Background: Fatigue remains a prevalent and debilitating symptom in persons with non-small cell lung cancer (NSCLC). Exercise has been shown to be effective in reducing fatigue, yet interventions are limited for postsurgical NSCLC patients. To date, while surgery is offered as a standard curative treatment for NSCLC, no formal guidelines exist for postsurgical rehabilitation.


Objective: This study focuses on the design and testing of a postsurgical intervention for NSCLC patients to promote perceived self-efficacy for fatigue self-management targeting cancer-related fatigue (CRF) severity and its associated fatigability through exercise.


Methods: A 2-arm randomized controlled trial was used to examine the impact of a 6-week rehabilitative CRF self-management exercise intervention on 37 NSCLC participants compared with 35 control group participants receiving usual care from diagnosis to 6 weeks' postsurgical hospital discharge.

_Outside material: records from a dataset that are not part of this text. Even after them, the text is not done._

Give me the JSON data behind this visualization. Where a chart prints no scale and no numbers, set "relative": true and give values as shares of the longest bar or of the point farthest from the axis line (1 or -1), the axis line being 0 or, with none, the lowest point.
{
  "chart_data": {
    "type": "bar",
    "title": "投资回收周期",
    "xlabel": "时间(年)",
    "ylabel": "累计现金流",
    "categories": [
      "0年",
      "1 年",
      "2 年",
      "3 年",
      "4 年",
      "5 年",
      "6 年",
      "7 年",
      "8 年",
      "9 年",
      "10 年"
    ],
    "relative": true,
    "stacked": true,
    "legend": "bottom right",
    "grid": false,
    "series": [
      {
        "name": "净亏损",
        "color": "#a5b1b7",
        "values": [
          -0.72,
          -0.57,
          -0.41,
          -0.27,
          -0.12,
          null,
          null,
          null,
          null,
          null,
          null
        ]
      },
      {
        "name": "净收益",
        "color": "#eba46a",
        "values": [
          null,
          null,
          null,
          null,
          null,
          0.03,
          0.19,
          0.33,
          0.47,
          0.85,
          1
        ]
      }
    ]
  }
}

Results: We exceeded goals for recruitment (66%), retention (97%), adherence (93%), and acceptability. Our 6-week exercise intervention demonstrated preliminary efficacy in significantly reducing CRF severity and fatigability as compared with usual care, with mean CRF levels restored to levels lower than presurgery. Likewise, the exercise group's functional performance (physical and mental health scores) exceeded usual care. Furthermore, no adverse events were reported; participants had a mean age of 67 years and a mean of 8 comorbid conditions.


Conclusions: An exercise intervention for postsurgical NSCLC patients is feasible, safe, and highly acceptable showing positive changes in CRF self-management.


Implications for Practice: To advance practice, testing of the effectiveness of this health-promoting self-management exercise intervention in a larger-scale randomized controlled trial is needed.